OBJECTIVE: Exposure to polycyclic aromatic hydrocarbons (PAHs) or metal(loid)s individually has been associated with neural tube defects (NTDs). However, the impacts of PAH and metal(loid) co-exposure and potential interaction effects on NTD risk remain unclear. We conducted a case-control study in China among population with a high prevalence of NTDs to investigate the combined effects of PAH and metal(loid) exposures on the risk of NTD. METHODS: Cases included 80 women who gave birth to offspring with NTDs, whereas controls were 50 women who delivered infants with no congenital malformations.

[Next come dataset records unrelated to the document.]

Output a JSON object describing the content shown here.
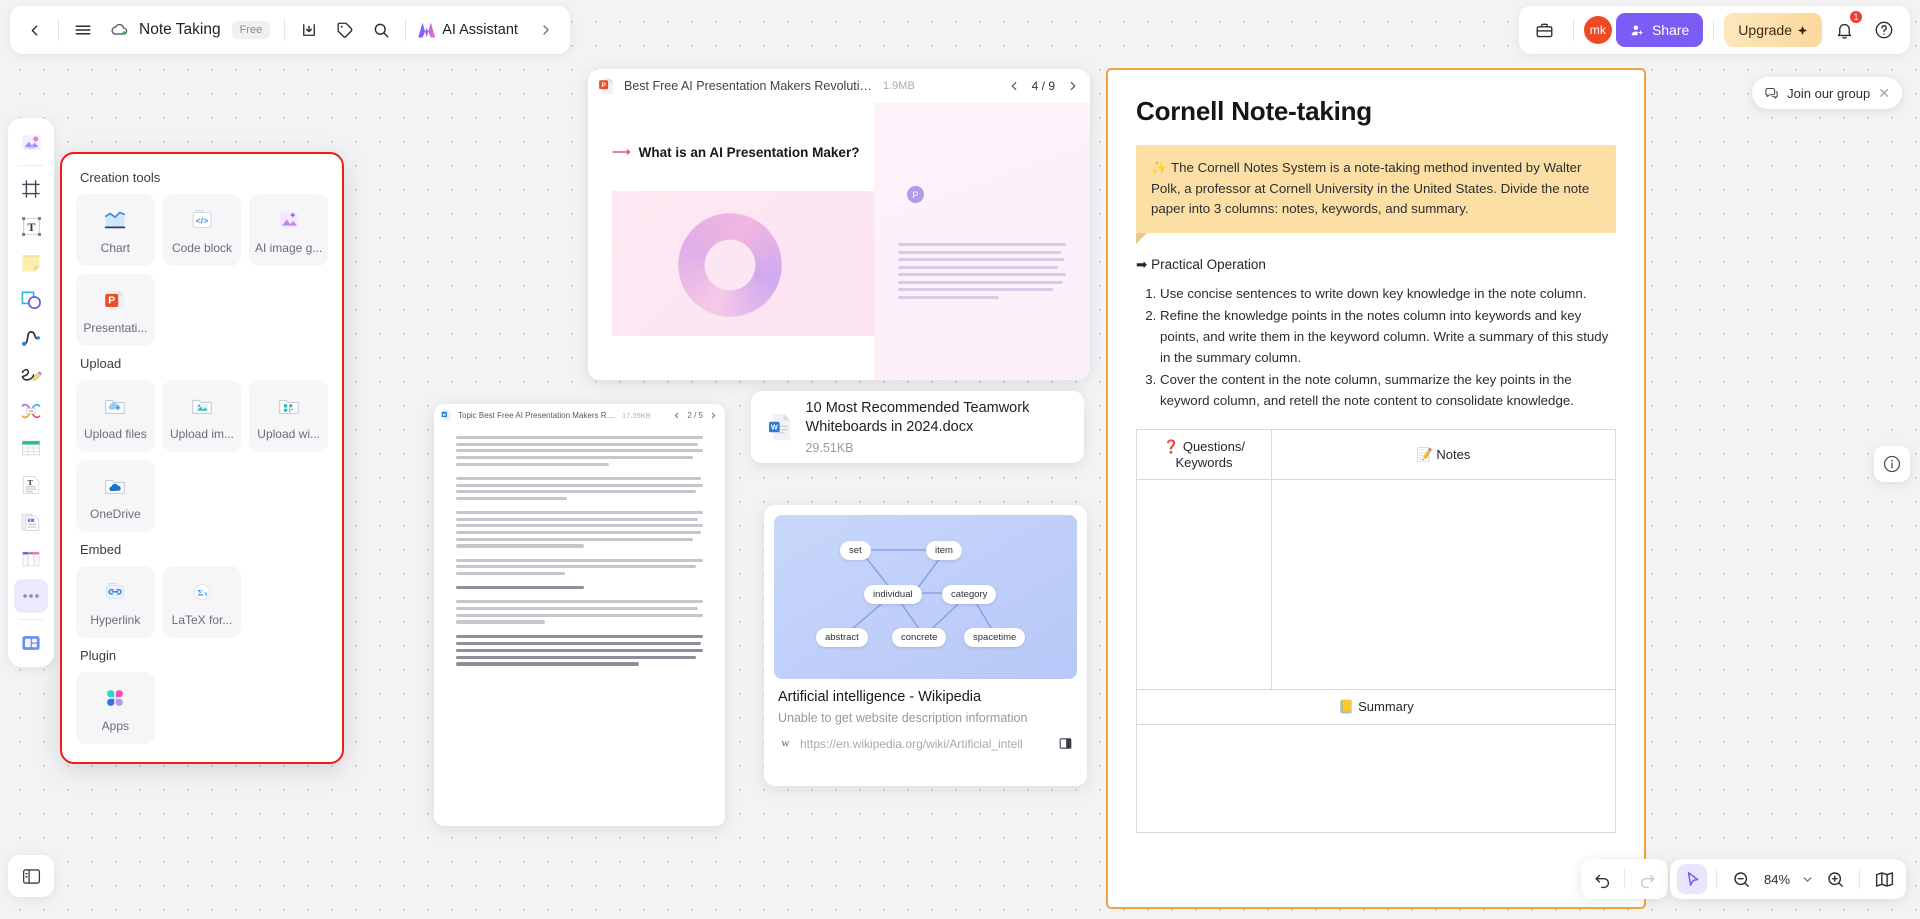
{
  "topbar": {
    "back_icon": "chevron-left-icon",
    "menu_icon": "hamburger-menu-icon",
    "cloud_icon": "cloud-sync-icon",
    "doc_title": "Note Taking",
    "plan_badge": "Free",
    "download_icon": "download-icon",
    "tag_icon": "tag-icon",
    "search_icon": "search-icon",
    "ai_assistant_label": "AI Assistant",
    "expand_icon": "chevron-right-icon"
  },
  "topbar_right": {
    "toolbox_icon": "briefcase-icon",
    "avatar_initials": "mk",
    "share_label": "Share",
    "share_icon": "user-add-icon",
    "share_color": "#7b5cf5",
    "upgrade_label": "Upgrade",
    "upgrade_icon": "diamond-icon",
    "notification_icon": "bell-icon",
    "notification_count": "1",
    "notification_color": "#f03b3b",
    "help_icon": "question-circle-icon"
  },
  "join_group": {
    "label": "Join our group",
    "icon": "chat-group-icon",
    "close_icon": "close-icon"
  },
  "left_toolbar": {
    "items": [
      {
        "name": "sticker-tool",
        "icon": "sticker-gallery-icon"
      },
      {
        "name": "frame-tool",
        "icon": "frame-crop-icon"
      },
      {
        "name": "text-tool",
        "icon": "text-box-icon"
      },
      {
        "name": "sticky-note-tool",
        "icon": "sticky-note-icon"
      },
      {
        "name": "shape-tool",
        "icon": "shapes-icon"
      },
      {
        "name": "connector-tool",
        "icon": "curve-line-icon"
      },
      {
        "name": "pen-tool",
        "icon": "pencil-scribble-icon"
      },
      {
        "name": "mindmap-tool",
        "icon": "mind-map-icon"
      },
      {
        "name": "table-tool",
        "icon": "table-grid-icon"
      },
      {
        "name": "document-tool",
        "icon": "text-document-icon"
      },
      {
        "name": "slide-tool",
        "icon": "slides-document-icon"
      },
      {
        "name": "kanban-tool",
        "icon": "kanban-board-icon"
      },
      {
        "name": "more-tools",
        "icon": "more-dots-icon"
      }
    ],
    "bottom_item": {
      "name": "templates",
      "icon": "template-library-icon"
    }
  },
  "creation_panel": {
    "sections": [
      {
        "title": "Creation tools",
        "items": [
          {
            "label": "Chart",
            "icon": "chart-icon"
          },
          {
            "label": "Code block",
            "icon": "code-block-icon"
          },
          {
            "label": "AI image g...",
            "icon": "ai-image-icon"
          },
          {
            "label": "Presentati...",
            "icon": "powerpoint-icon"
          }
        ]
      },
      {
        "title": "Upload",
        "items": [
          {
            "label": "Upload files",
            "icon": "upload-folder-icon"
          },
          {
            "label": "Upload im...",
            "icon": "upload-image-icon"
          },
          {
            "label": "Upload wi...",
            "icon": "upload-widget-icon"
          },
          {
            "label": "OneDrive",
            "icon": "onedrive-icon"
          }
        ]
      },
      {
        "title": "Embed",
        "items": [
          {
            "label": "Hyperlink",
            "icon": "hyperlink-icon"
          },
          {
            "label": "LaTeX for...",
            "icon": "latex-formula-icon"
          }
        ]
      },
      {
        "title": "Plugin",
        "items": [
          {
            "label": "Apps",
            "icon": "apps-grid-icon"
          }
        ]
      }
    ],
    "highlight_color": "#f01c1c"
  },
  "ppt_card": {
    "file_icon": "powerpoint-file-icon",
    "file_name": "Best Free AI Presentation Makers Revolutionize Your ....ppt",
    "file_size": "1.9MB",
    "prev_icon": "chevron-left-icon",
    "page_indicator": "4 / 9",
    "next_icon": "chevron-right-icon",
    "slide_title": "What is an AI Presentation Maker?",
    "slide_marker": "P",
    "slide_body": "AI presentation makers are automated tools leveraging AI technologies to streamline the creation of digital presentations. These platforms go beyond the capabilities of conventional presentation software by incorporating intelligent features like automated design suggestions, content optimization, data analysis, and more."
  },
  "doc_preview": {
    "file_icon": "word-file-icon",
    "file_name": "Topic Best Free AI Presentation Makers Revolutionize Your ...",
    "file_size": "17.35KB",
    "prev_icon": "chevron-left-icon",
    "page_indicator": "2 / 5",
    "next_icon": "chevron-right-icon"
  },
  "docx_card": {
    "file_icon": "word-file-icon",
    "title": "10 Most Recommended Teamwork Whiteboards in 2024.docx",
    "size": "29.51KB"
  },
  "wiki_card": {
    "nodes": [
      "set",
      "item",
      "individual",
      "category",
      "abstract",
      "concrete",
      "spacetime"
    ],
    "title": "Artificial intelligence - Wikipedia",
    "description": "Unable to get website description information",
    "favicon": "wikipedia-icon",
    "url": "https://en.wikipedia.org/wiki/Artificial_intell",
    "action_icon": "open-panel-icon"
  },
  "cornell": {
    "heading": "Cornell Note-taking",
    "callout_emoji": "✨",
    "callout_text": "The Cornell Notes System is a note-taking method invented by Walter Polk, a professor at Cornell University in the United States. Divide the note paper into 3 columns: notes, keywords, and summary.",
    "callout_color": "#fcdfa5",
    "practical_arrow": "➡",
    "practical_title": "Practical Operation",
    "steps": [
      "Use concise sentences to write down key knowledge in the note column.",
      "Refine the knowledge points in the notes column into keywords and key points, and write them in the keyword column. Write a summary of this study in the summary column.",
      "Cover the content in the note column, summarize the key points in the keyword column, and retell the note content to consolidate knowledge."
    ],
    "table": {
      "col1_emoji": "❓",
      "col1_header": "Questions/ Keywords",
      "col2_emoji": "📝",
      "col2_header": "Notes",
      "summary_emoji": "📒",
      "summary_header": "Summary"
    },
    "border_color": "#f0a33c"
  },
  "info_float": {
    "icon": "info-circle-icon"
  },
  "bottom_bar": {
    "undo_icon": "undo-arrow-icon",
    "redo_icon": "redo-arrow-icon",
    "cursor_icon": "cursor-pointer-icon",
    "zoom_out_icon": "zoom-out-icon",
    "zoom_level": "84%",
    "chevron_icon": "chevron-down-icon",
    "zoom_in_icon": "zoom-in-icon",
    "fit_icon": "map-fit-icon",
    "accent_color": "#7b5cf5"
  }
}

We analyzed the levels of placental PAHs using gas chromatography and mass spectrometry, PAH-DNA adducts with ³²P-post-labeling method, and metal(loid)s with an inductively coupled plasma mass spectrometer. Unconditional logistic regression was employed to estimate the associations between individual exposures and NTDs. Least absolute shrinkage and selection operator (LASSO) penalized regression models were used to select a subset of exposures, while additive interaction models were used to identify interaction effects. RESULTS: In the single-exposure models, we found that eight PAHs, PAH-DNA adducts, and 28 metal(loid)s were associated with NTDs. Pyrene, selenium, molybdenum, cadmium, uranium, and rubidium were selected through LASSO regression and were statistically associated with NTDs in the multiple-exposure models. Women with high levels of pyrene and molybdenum or pyrene and selenium exhibited significantly increased risk of having offspring with NTDs, indicating that these combinations may have synergistic effects on the risk of NTDs. CONCLUSION Our findings suggest that individual PAHs and metal(loid)s, as well as their interactions, may be associated with the risk of NTDs, which warrants further investigation.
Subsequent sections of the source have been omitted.